The Sea Cadets headquarters on the quayside is a former pub and it was interesting to see there there is still a bar upstairs in the wardroom, and it was good to be able to see the exciting plans for the development of the Wenn’s Hotel, though the one question that they seem to be unable to answer is when the work will start. I intended heading off to the cemetery where the bar wife was dispensing tea and cakes, but the historic bus was full, so I ended up foot weary and in need of refreshment at the Live and Let Live, who had entered into the spirit of the day with a display of old pubs in town and a pianist for added entertainment. Overall I thought the days was a triumphant celebration of the rich heritage of West Norfolk and a massive thank you should go to all the volunteers and building owners who made it possible.

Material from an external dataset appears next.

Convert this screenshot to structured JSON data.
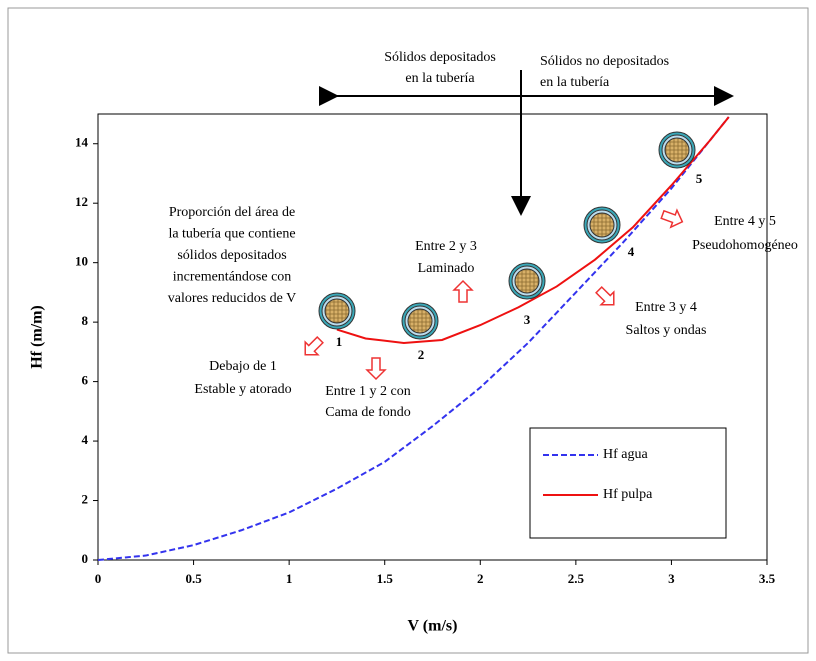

Meanwhile, elsewhere in West Norfolk a very different scenario was playing out. Our first inkling that something was up was when the local CAMRA branch received a phone call to say that our planned branch meeting on the Tuesday evening at the Lord Nelson in Burnham Thorpe could not go ahead as the pub was closing. Fortunately the Flitcham Social Club stepped in at short notice, for which we express our grateful thanks, and by the time we assembled, things had progressed rapidly. As has been reported elsewhere, the bailiffs turned up at the Lord Nelson to oversee the departure of the tenants and stood and watched as the historic interior was removed. For those who don’t know, the pub is close to the birthplace of Nelson and was renamed in his honour in 1798, seven years before the battle of Trafalgar and therefore the first pub in the country to bear his name. I first visited in 1980 when it was run by a local character called Les Winter, and it had become almost a shrine to the great man. There was no bar and beer was brought up directly from the cellar and served at the tables whilst the customers sat on the settles which were reputed to have been there since Nelson’s time. The other room was known as the Ward Room and, as with the rest of the pub was decorated with Nelson memorabilia, especially paintings. When I visited over the summer, the place had been much expanded but the core of the old building remained, perhaps a bit tidier, but I reckon that if Nelson had walked in he would still have recognised it. Not now. My understanding is that under the terms of the lease, anything not fastened down was the property of the tenants, which apparently included the settles, so it has all gone. So whilst we sit at home and condemn the destruction of historic sites such as Palmyra, this act of cultural vandalism takes place on our own doorstep. I believe the council and Greene King Brewery are not over happy with the situation and are trying to rectify the matter, and hopefully by the time you read this, some progress will have been made on the matter. Let’s hope so.